The Hover Camera is a small, dual-camera-equipped quadrotor drone that can be programmed to follow you. In the interest of safety, the entire thing is enclosed inside a carbon fiber cage; in the interest of portability, it folds in half, breaking down to "about the size of a VHS cassette tape," according to Engadget. Take a look at this thing:
Obviously there are some kinks to iron out. The noise produced by the drone will preclude it from becoming, say, NY1's go-to camera, not to mention the video quality sure doesn't look 4K. But at just 238 grams (about half a pound) it's quite the technical achievement. Developed by a Chinese startup called Zero Zero Robotics, the Hover Camera is a breath of fresh air because it's a Chinese product that made the news not for being a cheap copy, but an intelligent original.

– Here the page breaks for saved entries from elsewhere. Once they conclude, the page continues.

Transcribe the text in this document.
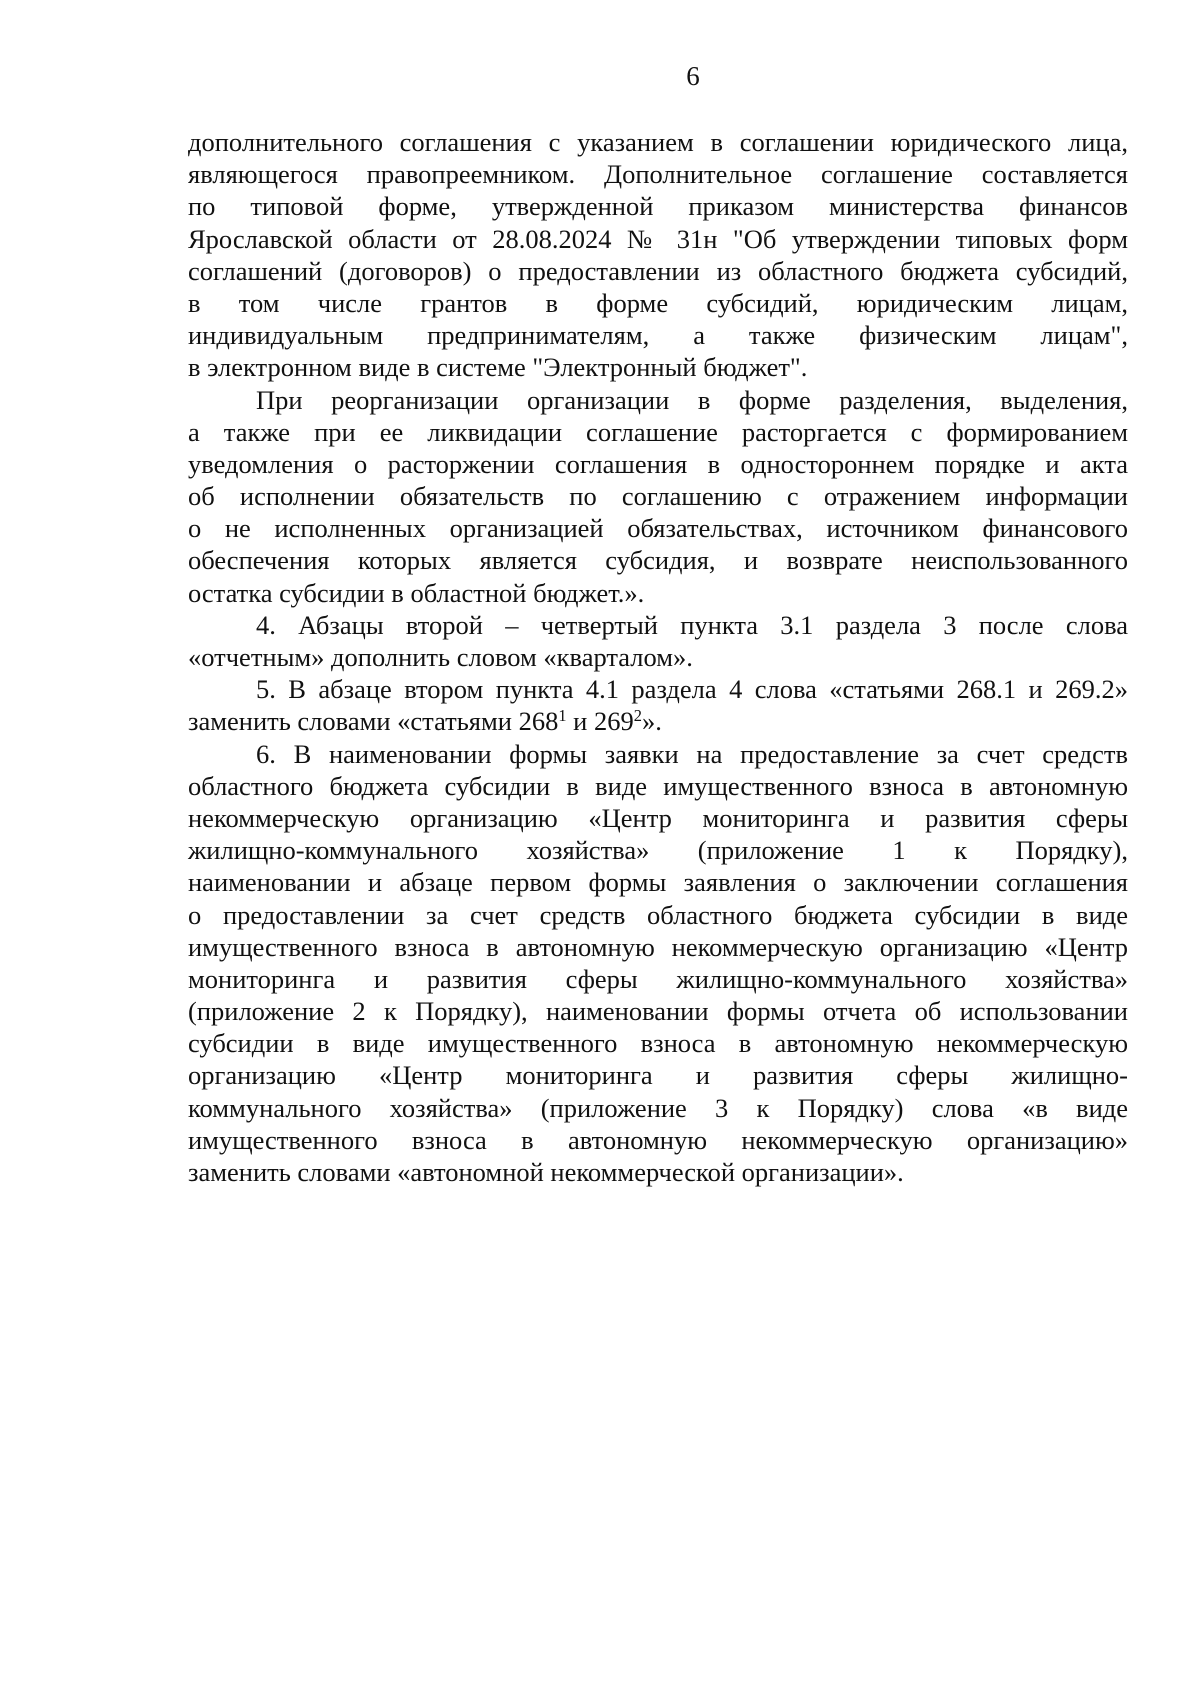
6
дополнительного соглашения с указанием в соглашении юридического лица,
являющегося правопреемником. Дополнительное соглашение составляется
по типовой форме, утвержденной приказом министерства финансов
Ярославской области от 28.08.2024 № 31н "Об утверждении типовых форм
соглашений (договоров) о предоставлении из областного бюджета субсидий,
в том числе грантов в форме субсидий, юридическим лицам,
индивидуальным предпринимателям, а также физическим лицам",
в электронном виде в системе "Электронный бюджет".
При реорганизации организации в форме разделения, выделения,
а также при ее ликвидации соглашение расторгается с формированием
уведомления о расторжении соглашения в одностороннем порядке и акта
об исполнении обязательств по соглашению с отражением информации
о не исполненных организацией обязательствах, источником финансового
обеспечения которых является субсидия, и возврате неиспользованного
остатка субсидии в областной бюджет.».
4. Абзацы второй – четвертый пункта 3.1 раздела 3 после слова
«отчетным» дополнить словом «кварталом».
5. В абзаце втором пункта 4.1 раздела 4 слова «статьями 268.1 и 269.2»
заменить словами «статьями $268^1$ и $269^2$».
6. В наименовании формы заявки на предоставление за счет средств
областного бюджета субсидии в виде имущественного взноса в автономную
некоммерческую организацию «Центр мониторинга и развития сферы
жилищно-коммунального хозяйства» (приложение 1 к Порядку),
наименовании и абзаце первом формы заявления о заключении соглашения
о предоставлении за счет средств областного бюджета субсидии в виде
имущественного взноса в автономную некоммерческую организацию «Центр
мониторинга и развития сферы жилищно-коммунального хозяйства»
(приложение 2 к Порядку), наименовании формы отчета об использовании
субсидии в виде имущественного взноса в автономную некоммерческую
организацию «Центр мониторинга и развития сферы жилищно-
коммунального хозяйства» (приложение 3 к Порядку) слова «в виде
имущественного взноса в автономную некоммерческую организацию»
заменить словами «автономной некоммерческой организации».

Indeed, this is something others will try to copy, though the company CEO figures they've got their bases covered:
MQ Wang, CEO of Zero Zero Robotics and a PhD graduate at Stanford University, isn't worried about his product being copied. "It's a lot harder to build things of this size versus bigger things. Something of this size needs to be built from ground up... We use a completely proprietary algorithm [to fly it], as we're squeezing every single drop of juice out of the Snapdragon 801 [mobile processor]; and we don't use open source code because it's not good enough."
If they can get the video stabilization worked out, I think in a couple of years I won't be seeing so many idiots walking down Broadway with selfie sticks. Instead they'll have one of these tracking and shooting them.